隠れる場所はどこにもなく、身を守るバリアも既にない。
「ははっ……、ははっ……」
引き攣った顔で笑う昌司へ、スピカのように青白い光線が降り注ぐ。
「ラピス、お疲れさま」
振り返ったラピスは光となって消えゆきながらも純粋で無邪気な笑みを浮かべていた。
バトルフィールドは七色の光を放って消滅し、卯月は元の夜道へ帰ってくる。
目の前に転がる傷だらけの死体を一瞬だけ確認した卯月は、ポケットから携帯端末を取り出した。
そのまま通話アプリを起動し、通話をかける。
「もしもし、悠里君、悠里君」
「どうしたんだい? 卯月」
「疋田昌司は片付けた。
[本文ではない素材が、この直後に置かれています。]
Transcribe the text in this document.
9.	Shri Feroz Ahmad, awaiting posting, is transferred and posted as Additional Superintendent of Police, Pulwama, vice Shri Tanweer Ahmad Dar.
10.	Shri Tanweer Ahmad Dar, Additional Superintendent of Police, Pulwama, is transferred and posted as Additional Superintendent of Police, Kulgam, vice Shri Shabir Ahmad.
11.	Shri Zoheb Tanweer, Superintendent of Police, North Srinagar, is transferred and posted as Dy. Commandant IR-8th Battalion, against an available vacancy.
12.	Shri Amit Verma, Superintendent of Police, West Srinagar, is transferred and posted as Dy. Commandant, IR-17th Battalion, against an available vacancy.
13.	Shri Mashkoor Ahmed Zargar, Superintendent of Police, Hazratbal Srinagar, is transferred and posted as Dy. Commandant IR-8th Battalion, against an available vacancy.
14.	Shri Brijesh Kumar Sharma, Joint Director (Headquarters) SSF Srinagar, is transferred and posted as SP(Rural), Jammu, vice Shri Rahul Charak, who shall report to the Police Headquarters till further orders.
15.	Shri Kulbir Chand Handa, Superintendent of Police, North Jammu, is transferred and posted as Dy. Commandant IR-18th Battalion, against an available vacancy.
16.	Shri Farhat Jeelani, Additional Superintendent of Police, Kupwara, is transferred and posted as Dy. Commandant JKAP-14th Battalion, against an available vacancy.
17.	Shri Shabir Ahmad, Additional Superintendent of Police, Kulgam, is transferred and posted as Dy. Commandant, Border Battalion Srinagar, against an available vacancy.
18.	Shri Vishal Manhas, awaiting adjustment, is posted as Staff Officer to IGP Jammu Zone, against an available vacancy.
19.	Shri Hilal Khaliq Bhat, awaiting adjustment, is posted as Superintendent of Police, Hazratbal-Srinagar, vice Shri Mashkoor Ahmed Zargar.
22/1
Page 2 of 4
そこに転がってるのが影武者でもゾンビでもないなら、だけど」
横目で見ながら冗談交じりに告げる。
「そうか。ごめんね、手間取らせちゃって。さっきも……、いや、なんでもない」
「ん?」
「いや、気を付けて帰っておいで。それじゃ」
通話は一方的に切られ、向こうの声も音も聞こえなくなった携帯を仕舞い、代わりにデッキホルダーから一枚のカードを取り出した。
その一枚とは、流れ星の降る夕刻の草原が背景に、金のショートヘアに星空の衣を纏った少女のカード、《ジュエルウィッチ・ラピス》。
「ラピス、お疲れさま」
労いの言葉をかけたところで返事は当然返ってこない。
誰かに見られれば頭のおかしい人と思われるかもしれないけれど、みられていない自信があるのか、フェイバリットカードだからか卯月には一切躊躇いは見られなかった。
優しくデッキホルダーに戻すと、夜闇に包まれた道を歩き始めた。